Odzyskiwanie pieniędzy z poliskolokaty – Ubezpieczeniowe Fundusze Kapitałowe
Polisolokata, czyli umowa ubezpieczenie na życie z ubezpieczeniowym funduszem kapitałowym, zawierana indywidualnie lub w formie grupowej, oferowana przez banki, brokerów ubezpieczeniowych, indywidualnych doradców ubezpieczeniowych jako bezpieczny produkt finansowy, zapewniająca większy zysk niż zwykła lokata bankowa.
W rzeczywistości nie jest to produkt „atrakcyjny”. Wręcz przeciwnie, wiąże się z dużym ryzykiem finansowym, a w najgorszym wypadku nawet z możliwością utraty całości wpłaconego kapitału. Na moment zawierania polisolokaty pomijano informacje o wysokich opłatach za zarządzanie środkami, opłatach likwidacyjnych i rzeczywistej wartości gromadzonego kapitału oraz z uwagi na często niskie sumy ubezpieczenia o symbolicznym charakterze ochrony ubezpieczeniowej.
Pozostawiając z boku kwestię nagannych praktyk podmiotów oferujących produkt na etapie zawierania przez konsumenta tego rodzaju umowy, polegających na udzieleniu niepełnych, nieprecyzyjnych, nierzetelnych informacji dotyczących istotnych cech produktu, wiele do życzenia pozostawia sposób redagowania wzorców umów, mających zastosowanie przy zawieraniu polisolokaty, takich jak ogólnych warunków ubezpieczenia, tabeli opłat i limitów, regulaminów ubezpieczeniowych funduszy kapitałowych, niejasnych i niezrozumiałych nawet dla osób orientujących się w tej tematyce.

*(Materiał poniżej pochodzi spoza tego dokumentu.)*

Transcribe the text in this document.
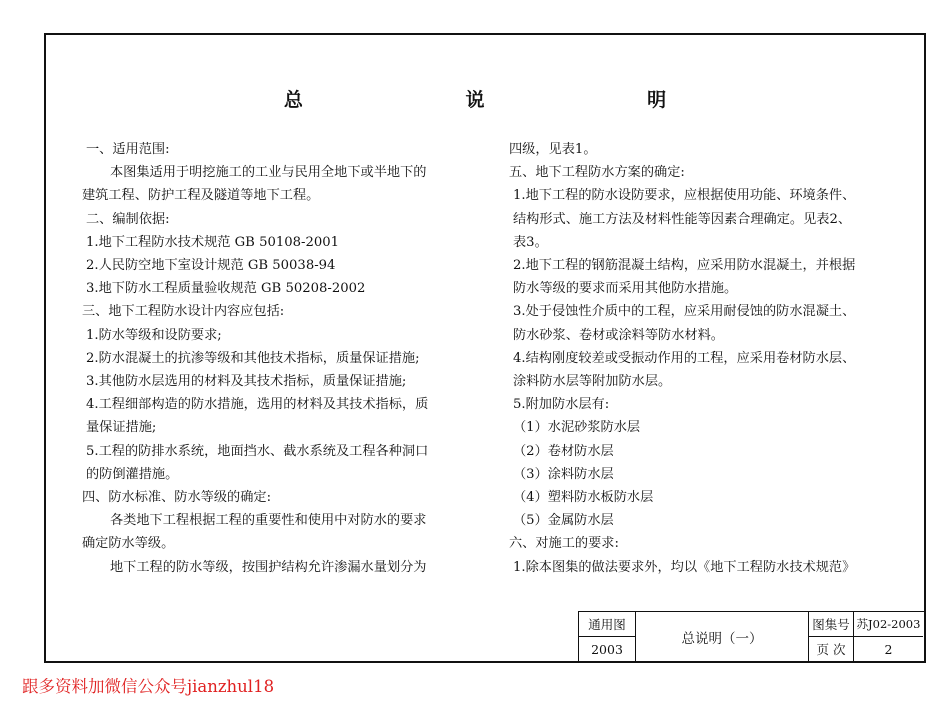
总 说 明
一、适用范围:
本图集适用于明挖施工的工业与民用全地下或半地下的
建筑工程、防护工程及隧道等地下工程。
二、编制依据:
1.地下工程防水技术规范 GB 50108-2001
2.人民防空地下室设计规范 GB 50038-94
3.地下防水工程质量验收规范 GB 50208-2002
三、地下工程防水设计内容应包括:
1.防水等级和设防要求;
2.防水混凝土的抗渗等级和其他技术指标，质量保证措施;
3.其他防水层选用的材料及其技术指标，质量保证措施;
4.工程细部构造的防水措施，选用的材料及其技术指标，质
量保证措施;
5.工程的防排水系统，地面挡水、截水系统及工程各种洞口
的防倒灌措施。
四、防水标准、防水等级的确定:
各类地下工程根据工程的重要性和使用中对防水的要求
确定防水等级。
地下工程的防水等级，按围护结构允许渗漏水量划分为
四级，见表1。
五、地下工程防水方案的确定:
1.地下工程的防水设防要求，应根据使用功能、环境条件、
结构形式、施工方法及材料性能等因素合理确定。见表2、
表3。
2.地下工程的钢筋混凝土结构，应采用防水混凝土，并根据
防水等级的要求而采用其他防水措施。
3.处于侵蚀性介质中的工程，应采用耐侵蚀的防水混凝土、
防水砂浆、卷材或涂料等防水材料。
4.结构刚度较差或受振动作用的工程，应采用卷材防水层、
涂料防水层等附加防水层。
5.附加防水层有:
（1）水泥砂浆防水层
（2）卷材防水层
（3）涂料防水层
（4）塑料防水板防水层
（5）金属防水层
六、对施工的要求:
1.除本图集的做法要求外，均以《地下工程防水技术规范》
通用图
2003
总说明（一）
图集号 苏J02-2003
页 次	2
跟多资料加微信公众号jianzhul18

Skutek…brak możliwości podjęcia przez konsumenta świadomej decyzji o zawarciu umowy ubezpieczenia na życie z ubezpieczeniowym funduszem kapitałowym.
I gdy kapitał nie wzrasta, wręcz spada, a pobierane w trakcie trwania umowy dodatkowe opłaty powodują większe straty na rachunku, wyjściem z impasu wydaje się być rozwiązanie nie przynoszącej zysku polisolokaty. Prawo do wypowiedzenia umowy ubezpieczenia na życie zagwarantowane jest przecież przez przepisy bezwzględnie obowiązujące. A mimo to, konsument zostaje zaskoczony pobraniem rażąco wygórowanej opłaty likwidacyjnej (opłaty za wykup, opłaty dystrybucyjnej, itp.) w związku z rozwiązaniem umowy przed terminem, na jaki została zawarta. Opłata jest tak wysoka, że pochłania niemalże całość składki zwracanej ubezpieczonemu, co choćby już z punktu widzenia zasad współżycia społecznego uznać należy za niedopuszczalne.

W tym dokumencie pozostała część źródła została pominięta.